Death Is A Private Eye: The Uncollected Stories Of Gil Brewer edited by David Rachels
Gil Brewer delivered believable menace with a muscular yet lean prose style that followed lower middle class types driven by lust or greed, and often both to their dark fates. Here Rachels unearths a treasure of his writing, mainly from the seventies, seeing light for the first time.
Rob Hart continues to build on his promise as a writer. After his five novel arc of unlicensed private detective Ash McKenna, delving into several different sub genres, he now melds thriller, satire, and a touch of sci-fi. The result is The Warehouse, a novel about a future that could occur by the the time your finished reading the book.
Global warming is frying Earth, automation is on the rise, employment on the drop, but consumerism is still chugging along. Hence, The Cloud, an amazon on steroids, that has become a literal refuge. The employees, live, shop, and dine in the place where they work, Mother Cloud facility, factory, mall, and apartment complex in one.
Hart views the the story through three characters. He first introduces us to Gibson Wells, the founder of Cloud, communicating through his blog posts. He informs the public that he is been diagnosed with cancer and is taking a farewell tour of the Mother Cloud facilities across the country as he decides on who will be taking control of the company. Paxton, a newly minted security guard for a Cloud facility, takes the role of protagonist. His back story of his small business being put out by Cloud will sound familiar to some who remember the amazon-Hachette feud several years back. His boss tasks him with finding the distributors of a designer drug, employees are using in the facility. He falls for Zinnia, another new hire, except she is on the shipping floor. She is also working as a spy for another corporation, trying to discover the energy source that powers the facility.

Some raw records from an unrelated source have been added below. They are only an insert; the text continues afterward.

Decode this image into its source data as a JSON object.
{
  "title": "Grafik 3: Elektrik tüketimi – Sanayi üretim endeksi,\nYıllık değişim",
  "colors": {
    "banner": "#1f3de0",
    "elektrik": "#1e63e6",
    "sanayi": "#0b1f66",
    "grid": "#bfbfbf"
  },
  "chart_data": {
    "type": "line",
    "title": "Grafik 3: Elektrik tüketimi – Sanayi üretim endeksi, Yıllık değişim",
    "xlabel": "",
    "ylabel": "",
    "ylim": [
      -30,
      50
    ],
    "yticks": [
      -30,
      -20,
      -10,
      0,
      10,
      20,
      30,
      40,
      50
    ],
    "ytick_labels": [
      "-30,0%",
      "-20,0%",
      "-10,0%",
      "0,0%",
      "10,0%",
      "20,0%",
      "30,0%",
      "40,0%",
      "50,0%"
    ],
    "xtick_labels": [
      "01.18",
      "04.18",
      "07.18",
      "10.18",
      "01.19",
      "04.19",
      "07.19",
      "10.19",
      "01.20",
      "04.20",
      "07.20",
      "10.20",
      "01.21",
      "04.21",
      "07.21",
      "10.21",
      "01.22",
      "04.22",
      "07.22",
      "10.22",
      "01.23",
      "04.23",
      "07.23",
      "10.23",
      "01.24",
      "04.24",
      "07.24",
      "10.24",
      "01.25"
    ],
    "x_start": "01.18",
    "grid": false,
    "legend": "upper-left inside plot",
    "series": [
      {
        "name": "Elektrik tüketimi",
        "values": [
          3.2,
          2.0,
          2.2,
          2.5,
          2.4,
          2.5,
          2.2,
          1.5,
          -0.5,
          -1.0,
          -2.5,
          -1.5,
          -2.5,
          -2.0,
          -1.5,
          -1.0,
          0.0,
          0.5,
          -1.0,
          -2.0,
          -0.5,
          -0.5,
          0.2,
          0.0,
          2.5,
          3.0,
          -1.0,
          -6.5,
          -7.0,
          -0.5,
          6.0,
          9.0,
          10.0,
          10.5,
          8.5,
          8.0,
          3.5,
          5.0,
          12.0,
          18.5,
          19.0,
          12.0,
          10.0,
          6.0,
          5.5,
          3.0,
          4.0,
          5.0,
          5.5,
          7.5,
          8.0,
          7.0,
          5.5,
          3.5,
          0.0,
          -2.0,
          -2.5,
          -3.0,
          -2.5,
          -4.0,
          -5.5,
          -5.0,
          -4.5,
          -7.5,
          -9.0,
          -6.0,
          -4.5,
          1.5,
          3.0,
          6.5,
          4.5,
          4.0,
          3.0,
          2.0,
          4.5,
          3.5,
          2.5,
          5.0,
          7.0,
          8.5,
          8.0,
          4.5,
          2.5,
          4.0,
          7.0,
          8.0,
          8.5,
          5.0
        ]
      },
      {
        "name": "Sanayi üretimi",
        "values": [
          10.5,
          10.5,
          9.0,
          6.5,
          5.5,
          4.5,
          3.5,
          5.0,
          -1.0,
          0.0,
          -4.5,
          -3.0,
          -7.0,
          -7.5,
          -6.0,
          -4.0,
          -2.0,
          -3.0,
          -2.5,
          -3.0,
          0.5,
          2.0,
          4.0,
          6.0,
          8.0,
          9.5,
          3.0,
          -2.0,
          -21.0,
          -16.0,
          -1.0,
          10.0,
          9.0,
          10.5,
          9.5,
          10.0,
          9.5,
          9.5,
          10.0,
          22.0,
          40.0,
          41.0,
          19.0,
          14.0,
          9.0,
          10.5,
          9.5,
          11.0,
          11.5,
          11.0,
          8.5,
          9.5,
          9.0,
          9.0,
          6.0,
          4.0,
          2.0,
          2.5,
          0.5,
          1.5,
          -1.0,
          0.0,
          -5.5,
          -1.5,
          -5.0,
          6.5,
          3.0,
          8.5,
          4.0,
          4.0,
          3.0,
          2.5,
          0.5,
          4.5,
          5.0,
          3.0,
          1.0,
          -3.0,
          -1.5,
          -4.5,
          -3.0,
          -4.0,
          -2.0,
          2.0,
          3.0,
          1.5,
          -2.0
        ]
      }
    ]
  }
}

The story’s expert craftsmanship moves both plot and characters along, threading the two with emotion. Hart could have gotten away with a dark satire about the lack of humanity in runaway capitalism with the characters as symbols, but he realizes we can’t truly think about what a story has to say unless we feel. He brings each character to emotional life. Paxton is the perfect underdog. A regular guy who has lost out so often, he’s got to win something this time. Zinnia proves to be a perfectly constructed bad ass lady, who we slowly sympathize with as she has to fight her own sympathy for Paxton and her “fellow workers.” As in previous works, Rob Hart shows his talent at dealing with people fighting the behavior that life has shaped for them.
Gibson Wells proves be a creation of nuance. Introduced to us by telling us he’s dying, we are already connected. He has both a sense of humor and purpose. He is out to fight global warming. At first he appears to be a descent if sometimes misguided man. However, blog post after blog post, we glimpse more of the ego that leads to the hubris of men who make decisions that affect the many.
Hart also builds a believable world, less Mad Max than just crappy. It has become a world owned by the one percent with everyone else working for them, if they’re lucky, and becoming more aware of that reality that day. The people are more accepting of the circumstance and search to numb it, whether through drugs or consumerism. a few choose to fight. The book captures the inertia of it and how something could give at any moment.
The Warehouse serves as a keen observation of things to come without ever losing track of the people who live and work in that future. Hart realizes we can’t fear for humanity if we feel no human contact with the characters. With The Warehouse he creates a frighteningly big world seen through an intimate scale.